Common law fraud is the intentional misrepresentation of material facts presented to and relied upon by another party to his detriment. It is the version of fraud that has been established through the traditional application of English common law by local courts for hundreds of years. The crime of fraud has since been codified in various jurisdictions, but lawyers often allege common law fraud in addition to the applicable statutory fraud as an alternative position in case the elements of statutory fraud prove harder to establish.
Statutory fraud is defined by the legal code in the jurisdiction where the crime took place. The statute lists the specific components of the crime that must be present in order for the defendant to be found guilty, such as intent and reliance. Crimes based on English common law, however, lack that sort of dispositive definition because the crime is based on tradition in courts that were not necessarily uniform in the way they operated. For example, the U.S. Supreme Court identified the elements of common law fraud in the form of a test that should be applied to the circumstances surrounding a case. State-level courts in the U.S. are bound by precedent to use the same framework when evaluating this type of fraud, but each court may articulate the test differently.
There are generally five elements of the crime of common law fraud that must exist in order for a court to find a defendant guilty. As an initial matter, the defendant must have made a false representation of a present or past fact. Deceit is the basis of fraud, so whatever the defendant used to entice the victim’s reliance must have been an actual lie. It cannot have been information that is or was true, which was then used by the defendant for nefarious purposes.

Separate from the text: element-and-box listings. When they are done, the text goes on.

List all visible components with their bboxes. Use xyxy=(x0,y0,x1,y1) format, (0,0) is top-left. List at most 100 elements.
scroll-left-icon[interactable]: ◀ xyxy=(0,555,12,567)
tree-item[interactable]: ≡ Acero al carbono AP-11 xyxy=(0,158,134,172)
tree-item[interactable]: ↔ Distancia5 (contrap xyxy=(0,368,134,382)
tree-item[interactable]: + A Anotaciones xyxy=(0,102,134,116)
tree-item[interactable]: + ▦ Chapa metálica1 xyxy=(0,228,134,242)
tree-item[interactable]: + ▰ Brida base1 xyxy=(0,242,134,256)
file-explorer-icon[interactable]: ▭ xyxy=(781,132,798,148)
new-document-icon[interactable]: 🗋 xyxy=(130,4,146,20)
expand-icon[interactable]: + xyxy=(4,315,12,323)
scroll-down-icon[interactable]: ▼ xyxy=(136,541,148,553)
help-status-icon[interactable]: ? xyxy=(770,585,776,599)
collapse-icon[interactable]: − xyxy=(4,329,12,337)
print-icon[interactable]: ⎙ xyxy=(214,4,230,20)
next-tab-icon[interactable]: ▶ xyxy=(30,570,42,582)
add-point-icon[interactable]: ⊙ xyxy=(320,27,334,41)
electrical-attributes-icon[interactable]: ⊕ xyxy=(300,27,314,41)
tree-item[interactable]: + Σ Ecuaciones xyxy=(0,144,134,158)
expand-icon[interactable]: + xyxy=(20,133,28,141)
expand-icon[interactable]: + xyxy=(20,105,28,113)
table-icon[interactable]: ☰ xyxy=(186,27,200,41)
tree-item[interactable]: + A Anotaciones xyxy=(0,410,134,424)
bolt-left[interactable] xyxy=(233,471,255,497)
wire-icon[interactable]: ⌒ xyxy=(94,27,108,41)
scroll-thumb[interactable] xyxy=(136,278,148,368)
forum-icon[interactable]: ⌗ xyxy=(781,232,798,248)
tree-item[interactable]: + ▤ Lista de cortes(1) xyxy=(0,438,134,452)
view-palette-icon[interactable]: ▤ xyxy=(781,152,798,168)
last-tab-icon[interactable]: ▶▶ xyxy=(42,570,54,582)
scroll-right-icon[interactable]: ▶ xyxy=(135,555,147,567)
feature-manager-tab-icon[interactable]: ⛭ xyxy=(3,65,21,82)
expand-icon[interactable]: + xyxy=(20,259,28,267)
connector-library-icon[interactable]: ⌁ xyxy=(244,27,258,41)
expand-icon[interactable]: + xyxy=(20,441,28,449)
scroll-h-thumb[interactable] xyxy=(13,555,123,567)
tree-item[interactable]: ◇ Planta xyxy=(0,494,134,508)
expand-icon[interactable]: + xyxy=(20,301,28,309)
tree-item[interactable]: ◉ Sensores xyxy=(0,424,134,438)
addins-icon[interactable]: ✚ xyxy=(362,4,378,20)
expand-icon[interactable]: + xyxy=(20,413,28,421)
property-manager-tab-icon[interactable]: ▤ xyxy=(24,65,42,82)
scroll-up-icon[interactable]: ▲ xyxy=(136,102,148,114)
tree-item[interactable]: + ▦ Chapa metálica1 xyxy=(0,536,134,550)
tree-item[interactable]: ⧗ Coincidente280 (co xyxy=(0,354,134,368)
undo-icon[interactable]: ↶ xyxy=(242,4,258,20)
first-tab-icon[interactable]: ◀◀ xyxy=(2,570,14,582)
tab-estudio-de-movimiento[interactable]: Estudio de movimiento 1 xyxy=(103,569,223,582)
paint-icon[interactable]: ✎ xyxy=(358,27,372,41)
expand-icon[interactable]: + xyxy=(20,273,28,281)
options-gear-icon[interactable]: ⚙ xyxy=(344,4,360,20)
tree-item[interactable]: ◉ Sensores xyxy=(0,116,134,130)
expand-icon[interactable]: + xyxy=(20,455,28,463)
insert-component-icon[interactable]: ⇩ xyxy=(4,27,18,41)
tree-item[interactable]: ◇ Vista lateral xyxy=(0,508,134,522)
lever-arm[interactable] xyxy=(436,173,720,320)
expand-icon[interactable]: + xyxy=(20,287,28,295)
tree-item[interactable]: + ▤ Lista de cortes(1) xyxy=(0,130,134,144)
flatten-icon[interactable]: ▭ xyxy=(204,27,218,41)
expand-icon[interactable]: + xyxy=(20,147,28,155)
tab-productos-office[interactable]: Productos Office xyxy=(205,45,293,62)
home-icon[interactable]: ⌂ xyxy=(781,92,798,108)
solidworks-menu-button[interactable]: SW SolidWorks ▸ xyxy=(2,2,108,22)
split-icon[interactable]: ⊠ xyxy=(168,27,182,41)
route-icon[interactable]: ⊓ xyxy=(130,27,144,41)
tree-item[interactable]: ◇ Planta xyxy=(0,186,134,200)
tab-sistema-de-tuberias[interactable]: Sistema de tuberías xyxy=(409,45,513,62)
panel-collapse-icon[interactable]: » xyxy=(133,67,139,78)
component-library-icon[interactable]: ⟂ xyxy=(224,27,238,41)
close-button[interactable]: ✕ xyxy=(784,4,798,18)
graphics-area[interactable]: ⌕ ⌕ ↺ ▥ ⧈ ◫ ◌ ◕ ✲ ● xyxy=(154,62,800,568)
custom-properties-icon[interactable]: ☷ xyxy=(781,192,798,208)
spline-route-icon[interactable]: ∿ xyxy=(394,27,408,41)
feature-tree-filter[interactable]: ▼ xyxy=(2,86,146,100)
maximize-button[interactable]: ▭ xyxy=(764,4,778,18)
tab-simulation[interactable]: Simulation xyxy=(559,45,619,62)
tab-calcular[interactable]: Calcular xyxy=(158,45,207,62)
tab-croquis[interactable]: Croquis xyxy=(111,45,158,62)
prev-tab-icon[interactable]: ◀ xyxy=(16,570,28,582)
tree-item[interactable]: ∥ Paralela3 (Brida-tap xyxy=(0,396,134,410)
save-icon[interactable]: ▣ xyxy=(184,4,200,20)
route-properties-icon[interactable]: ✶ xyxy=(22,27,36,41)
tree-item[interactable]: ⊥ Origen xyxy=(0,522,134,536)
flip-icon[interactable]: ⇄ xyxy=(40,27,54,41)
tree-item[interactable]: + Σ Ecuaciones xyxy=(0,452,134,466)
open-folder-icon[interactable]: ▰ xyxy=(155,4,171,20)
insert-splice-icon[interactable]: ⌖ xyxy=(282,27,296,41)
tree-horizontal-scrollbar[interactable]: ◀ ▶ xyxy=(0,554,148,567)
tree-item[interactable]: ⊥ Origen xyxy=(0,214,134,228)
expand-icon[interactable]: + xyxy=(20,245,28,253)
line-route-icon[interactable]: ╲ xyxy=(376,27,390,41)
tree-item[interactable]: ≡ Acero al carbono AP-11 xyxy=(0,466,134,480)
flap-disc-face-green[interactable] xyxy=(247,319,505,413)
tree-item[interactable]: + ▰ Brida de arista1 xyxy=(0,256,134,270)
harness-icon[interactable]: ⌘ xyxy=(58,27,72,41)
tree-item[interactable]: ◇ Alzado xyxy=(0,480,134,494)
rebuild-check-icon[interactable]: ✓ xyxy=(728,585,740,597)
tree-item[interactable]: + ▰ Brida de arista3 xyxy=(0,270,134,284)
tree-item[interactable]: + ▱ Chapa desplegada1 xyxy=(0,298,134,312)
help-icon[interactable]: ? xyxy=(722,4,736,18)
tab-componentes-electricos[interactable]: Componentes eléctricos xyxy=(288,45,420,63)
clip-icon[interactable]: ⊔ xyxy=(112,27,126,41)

Second, the defendant must have known the information used was false or intentionally maintained ignorance of the truth. Third, the defendant must have intended for the victim to rely on the misrepresentation in order to induce the victim to act. The fourth element concerns the mental state of the victim. He must have actually been induced to rely on the representation and acted upon it. There is no crime if the misrepresentation did not cause a change in the victim’s behavior, or if the victim did not act at all.
One of the most important elements of the crime of common law fraud is actual damages. A victim must have been detrimentally impacted by the intentional misrepresentation. If the victim is simply angry or upset, or if the damage experienced was negligible, the defendant cannot be found guilty of this version of the crime.